Antibodies to the IE Surface Are Boosted by Infection
Next, we compared antibody responses within individuals using samples that were collected at acute infection and at convalescence to determine antibody boosting. IgG binding to 3D7parental and 3D7vpkd was higher following convalescence for both SM (Figure 3A; 18.4% higher for 3D7parental, 3.84% higher for 3D7vpkd; P < .001; Supplementary Figure 1C) and UM (Figure 3B; 31.4% higher, P = .002 for 3D7parental, 38.4% higher, P = .04 for 3D7vpkd; Supplementary Figure 1D). IgG binding to 1E2 (IT4var19) parasites was also slightly higher during convalescence for SM (Figure 3C; 6.2% higher, P < .0001) and UM (Figure 3D; 3.3% higher, P = .1). Comparing the magnitude of antibody boosting in children (calculated as antibody levels at convalescence minus acute), there was an increase in the magnitude of antibody levels observed for SM and UM, for both 3D7parental and 3D7vpkd parasites (Supplementary Figure 3A). Antibody boosting to 1E2 (IT4var19) parasites was only observed with SM (Supplementary Figure 3B). Greater boosting of antibodies to 3D7 may indicate that this isolate expresses antibody epitopes or antigenic determinants that are more common in our study population than those expressed by 1E2.

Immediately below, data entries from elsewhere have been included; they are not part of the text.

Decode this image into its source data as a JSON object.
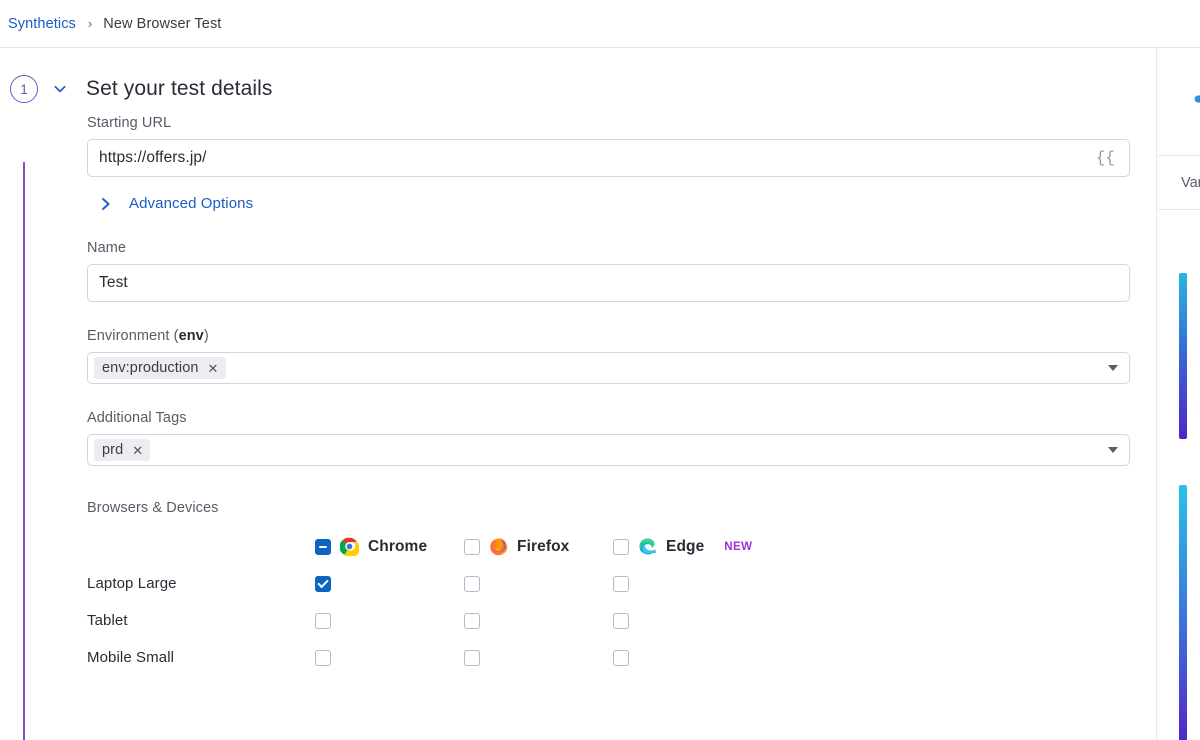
{
  "breadcrumb": {
    "root_label": "Synthetics",
    "separator": "›",
    "current_label": "New Browser Test"
  },
  "step": {
    "number": "1",
    "title": "Set your test details",
    "collapse_icon": "chevron-down-icon"
  },
  "form": {
    "starting_url": {
      "label": "Starting URL",
      "value": "https://offers.jp/",
      "variable_icon": "{{"
    },
    "advanced_options": {
      "label": "Advanced Options",
      "icon": "chevron-right-icon"
    },
    "name": {
      "label": "Name",
      "value": "Test"
    },
    "environment": {
      "label_prefix": "Environment (",
      "label_bold": "env",
      "label_suffix": ")",
      "chips": [
        {
          "text": "env:production",
          "remove": "✕"
        }
      ]
    },
    "additional_tags": {
      "label": "Additional Tags",
      "chips": [
        {
          "text": "prd",
          "remove": "✕"
        }
      ]
    }
  },
  "browsers_devices": {
    "label": "Browsers & Devices",
    "columns": [
      {
        "name": "Chrome",
        "icon": "chrome-icon",
        "state": "indeterminate",
        "badge": ""
      },
      {
        "name": "Firefox",
        "icon": "firefox-icon",
        "state": "unchecked",
        "badge": ""
      },
      {
        "name": "Edge",
        "icon": "edge-icon",
        "state": "unchecked",
        "badge": "NEW"
      }
    ],
    "rows": [
      {
        "device": "Laptop Large",
        "checks": [
          "checked",
          "unchecked",
          "unchecked"
        ]
      },
      {
        "device": "Tablet",
        "checks": [
          "unchecked",
          "unchecked",
          "unchecked"
        ]
      },
      {
        "device": "Mobile Small",
        "checks": [
          "unchecked",
          "unchecked",
          "unchecked"
        ]
      }
    ]
  },
  "right_panel": {
    "logo_icon": "curly-brace-logo-icon",
    "header_label": "Var",
    "bars": [
      {
        "id": "bar-1"
      },
      {
        "id": "bar-2"
      }
    ]
  },
  "colors": {
    "link": "#1a5cc8",
    "step_accent": "#7c52c6",
    "checkbox_active": "#0a66c2",
    "badge_new": "#a033d8"
  }
}
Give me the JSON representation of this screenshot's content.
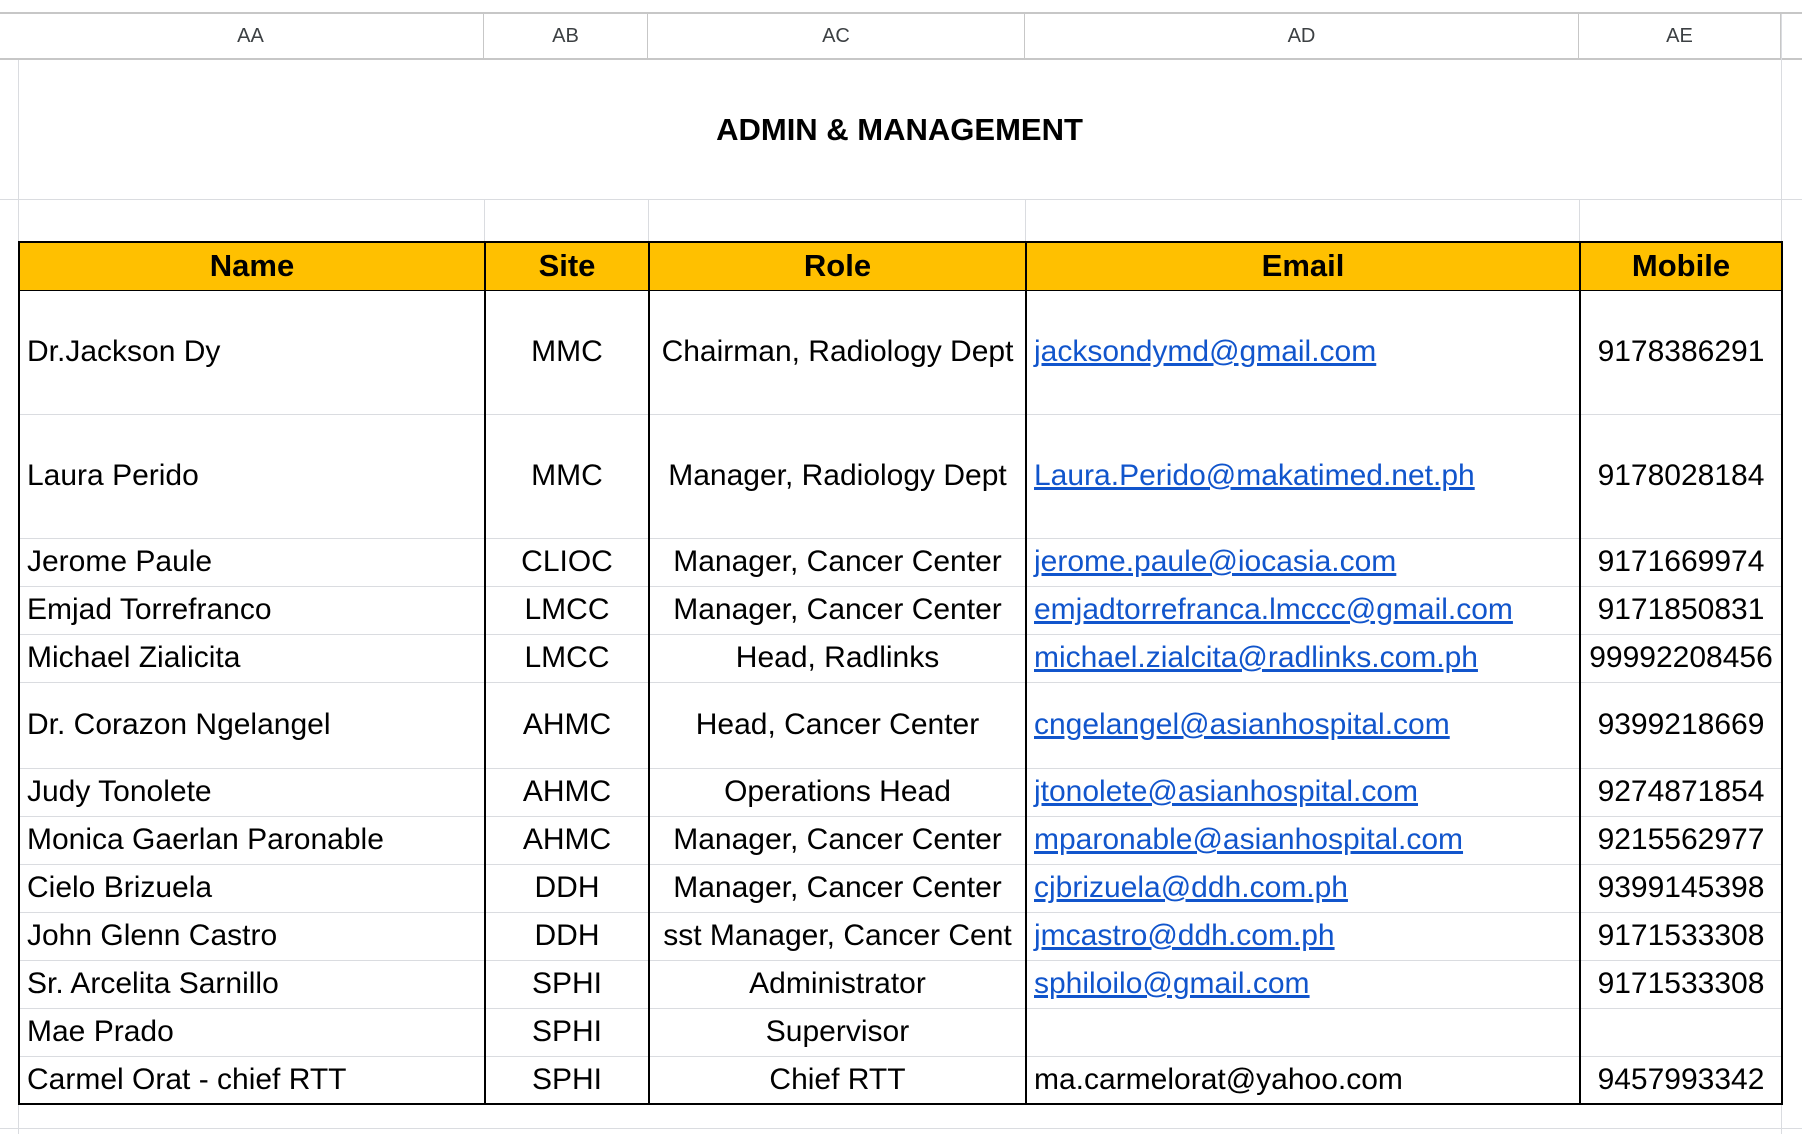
{
  "columns": [
    "AA",
    "AB",
    "AC",
    "AD",
    "AE"
  ],
  "title": "ADMIN & MANAGEMENT",
  "table": {
    "headers": {
      "name": "Name",
      "site": "Site",
      "role": "Role",
      "email": "Email",
      "mobile": "Mobile"
    },
    "rows": [
      {
        "name": "Dr.Jackson Dy",
        "site": "MMC",
        "role": "Chairman, Radiology Dept",
        "email": "jacksondymd@gmail.com",
        "email_link": true,
        "mobile": "9178386291"
      },
      {
        "name": "Laura Perido",
        "site": "MMC",
        "role": "Manager, Radiology Dept",
        "email": "Laura.Perido@makatimed.net.ph",
        "email_link": true,
        "mobile": "9178028184"
      },
      {
        "name": "Jerome Paule",
        "site": "CLIOC",
        "role": "Manager, Cancer Center",
        "email": "jerome.paule@iocasia.com",
        "email_link": true,
        "mobile": "9171669974"
      },
      {
        "name": "Emjad Torrefranco",
        "site": "LMCC",
        "role": "Manager, Cancer Center",
        "email": "emjadtorrefranca.lmccc@gmail.com",
        "email_link": true,
        "mobile": "9171850831"
      },
      {
        "name": "Michael Zialicita",
        "site": "LMCC",
        "role": "Head, Radlinks",
        "email": "michael.zialcita@radlinks.com.ph",
        "email_link": true,
        "mobile": "99992208456"
      },
      {
        "name": "Dr. Corazon Ngelangel",
        "site": "AHMC",
        "role": "Head, Cancer Center",
        "email": "cngelangel@asianhospital.com",
        "email_link": true,
        "mobile": "9399218669"
      },
      {
        "name": "Judy Tonolete",
        "site": "AHMC",
        "role": "Operations Head",
        "email": "jtonolete@asianhospital.com",
        "email_link": true,
        "mobile": "9274871854"
      },
      {
        "name": "Monica Gaerlan Paronable",
        "site": "AHMC",
        "role": "Manager, Cancer Center",
        "email": "mparonable@asianhospital.com",
        "email_link": true,
        "mobile": "9215562977"
      },
      {
        "name": "Cielo Brizuela",
        "site": "DDH",
        "role": "Manager, Cancer Center",
        "email": "cjbrizuela@ddh.com.ph",
        "email_link": true,
        "mobile": "9399145398"
      },
      {
        "name": "John Glenn Castro",
        "site": "DDH",
        "role": "sst Manager, Cancer Cent",
        "email": "jmcastro@ddh.com.ph",
        "email_link": true,
        "mobile": "9171533308"
      },
      {
        "name": "Sr. Arcelita Sarnillo",
        "site": "SPHI",
        "role": "Administrator",
        "email": "sphiloilo@gmail.com",
        "email_link": true,
        "mobile": "9171533308"
      },
      {
        "name": "Mae Prado",
        "site": "SPHI",
        "role": "Supervisor",
        "email": "",
        "email_link": false,
        "mobile": ""
      },
      {
        "name": "Carmel Orat - chief RTT",
        "site": "SPHI",
        "role": "Chief RTT",
        "email": "ma.carmelorat@yahoo.com",
        "email_link": false,
        "mobile": "9457993342"
      }
    ]
  }
}
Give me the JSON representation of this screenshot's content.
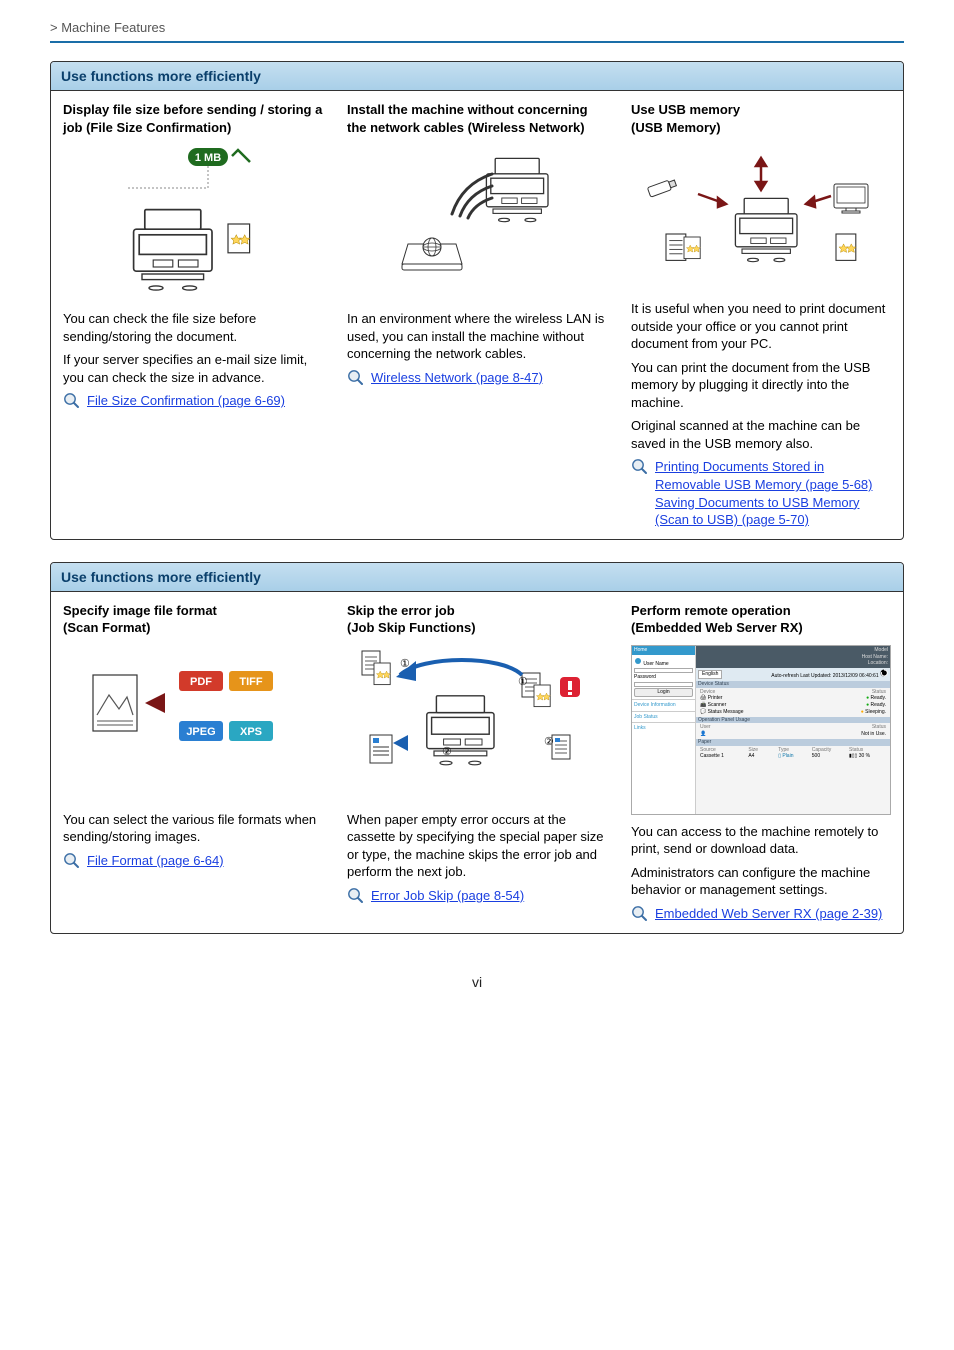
{
  "breadcrumb": "> Machine Features",
  "box1": {
    "header": "Use functions more efficiently",
    "col1": {
      "title": "Display file size before sending / storing a job (File Size Confirmation)",
      "badge": "1 MB",
      "p1": "You can check the file size before sending/storing the document.",
      "p2": "If your server specifies an e-mail size limit, you can check the size in advance.",
      "link": "File Size Confirmation (page 6-69)"
    },
    "col2": {
      "title": "Install the machine without concerning the network cables (Wireless Network)",
      "p1": "In an environment where the wireless LAN is used, you can install the machine without concerning the network cables.",
      "link": "Wireless Network (page 8-47)"
    },
    "col3": {
      "title": "Use USB memory\n(USB Memory)",
      "p1": "It is useful when you need to print document outside your office or you cannot print document from your PC.",
      "p2": "You can print the document from the USB memory by plugging it directly into the machine.",
      "p3": "Original scanned at the machine can be saved in the USB memory also.",
      "link1": "Printing Documents Stored in Removable USB Memory (page 5-68)",
      "link2": "Saving Documents to USB Memory (Scan to USB) (page 5-70)"
    }
  },
  "box2": {
    "header": "Use functions more efficiently",
    "col1": {
      "title": "Specify image file format\n(Scan Format)",
      "badge_pdf": "PDF",
      "badge_tiff": "TIFF",
      "badge_jpeg": "JPEG",
      "badge_xps": "XPS",
      "p1": "You can select the various file formats when sending/storing images.",
      "link": "File Format (page 6-64)"
    },
    "col2": {
      "title": "Skip the error job\n(Job Skip Functions)",
      "p1": "When paper empty error occurs at the cassette by specifying the special paper size or type, the machine skips the error job and perform the next job.",
      "link": "Error Job Skip (page 8-54)"
    },
    "col3": {
      "title": "Perform remote operation\n(Embedded Web Server RX)",
      "ui": {
        "title_model": "Model",
        "hostname": "Host Name:",
        "location": "Location:",
        "home": "Home",
        "lang": "English",
        "autorefresh": "Auto-refresh",
        "lastupdated": "Last Updated:",
        "timestamp": "2013/12/09 06:40:61",
        "username_lbl": "User Name",
        "password_lbl": "Password",
        "login_btn": "Login",
        "device_info": "Device Information",
        "job_status": "Job Status",
        "links": "Links",
        "dev_status_hdr": "Device Status",
        "dev_device": "Device",
        "dev_status_col": "Status",
        "dev_printer": "Printer",
        "dev_ready": "Ready.",
        "dev_scanner": "Scanner",
        "dev_statusmsg": "Status Message",
        "dev_sleeping": "Sleeping.",
        "op_panel_hdr": "Operation Panel Usage",
        "op_user": "User",
        "op_status": "Status",
        "op_notinuse": "Not in Use.",
        "paper_hdr": "Paper",
        "paper_source": "Source",
        "paper_size": "Size",
        "paper_type": "Type",
        "paper_capacity": "Capacity",
        "paper_status": "Status",
        "paper_cassette": "Cassette 1",
        "paper_a4": "A4",
        "paper_plain": "Plain",
        "paper_cap": "500",
        "paper_pct": "30 %"
      },
      "p1": "You can access to the machine remotely to print, send or download data.",
      "p2": "Administrators can configure the machine behavior or management settings.",
      "link": "Embedded Web Server RX (page 2-39)"
    }
  },
  "page_number": "vi"
}
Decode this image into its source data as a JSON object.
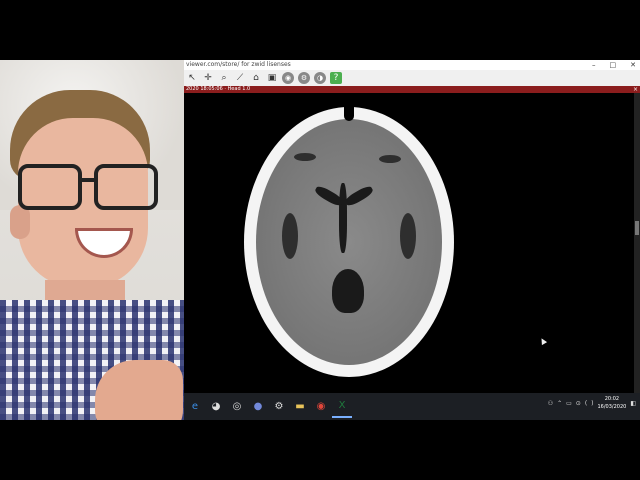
{
  "viewer": {
    "title_url": "viewer.com/store/ for zwid lisenses",
    "window_controls": {
      "minimize": "–",
      "maximize": "□",
      "close": "✕"
    },
    "toolbar_icons": [
      "arrow-cursor-icon",
      "crosshair-icon",
      "zoom-icon",
      "ruler-icon",
      "spine-label-icon",
      "screen-capture-icon",
      "3d-icon",
      "settings-icon",
      "contrast-icon",
      "help-icon"
    ],
    "info_text": "2020 18:05:06 · Head 1.0",
    "info_close": "×"
  },
  "taskbar": {
    "icons": [
      "edge-icon",
      "steam-icon",
      "obs-icon",
      "discord-icon",
      "settings-icon",
      "explorer-icon",
      "chrome-icon",
      "excel-icon"
    ],
    "tray_glyphs": [
      "⌃",
      "▭",
      "⊙",
      "(",
      ")",
      "◧"
    ],
    "clock": {
      "time": "20:02",
      "date": "16/03/2020"
    }
  },
  "colors": {
    "info_bar": "#8b1d1d",
    "taskbar": "#1c1f24",
    "shirt_check": "#28326e"
  }
}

No significant correlation was observed between antibodies to 3D7parental and 3D7vpkd for SM and UM, at acute infection and convalescence (Supplementary Table 3). However, there was a moderate, positive correlation between antibodies to 1E2 (IT4var19) parasites for SM and UM, at acute infection and convalescence (Supplementary Table 3). There was a weak, positive correlation between antibodies to 3D7parental and 1E2 (IT4var19) for SM measured at acute infection (Supplementary Table 4), but no correlation was observed for SM at convalescence. Similarly, no correlation was observed for antibodies to 3D7vpkd and 1E2 (IT4var19) parasites for SM at acute infection or convalescence (Supplementary Table 4). In UM, there was a strong, positive correlation between antibodies to 3D7parental and 1E2 (IT4var19), and a moderate, positive correlation between 3D7vpkd and 1E2 (IT4var19), at acute infection and convalescence (Supplementary Table 4).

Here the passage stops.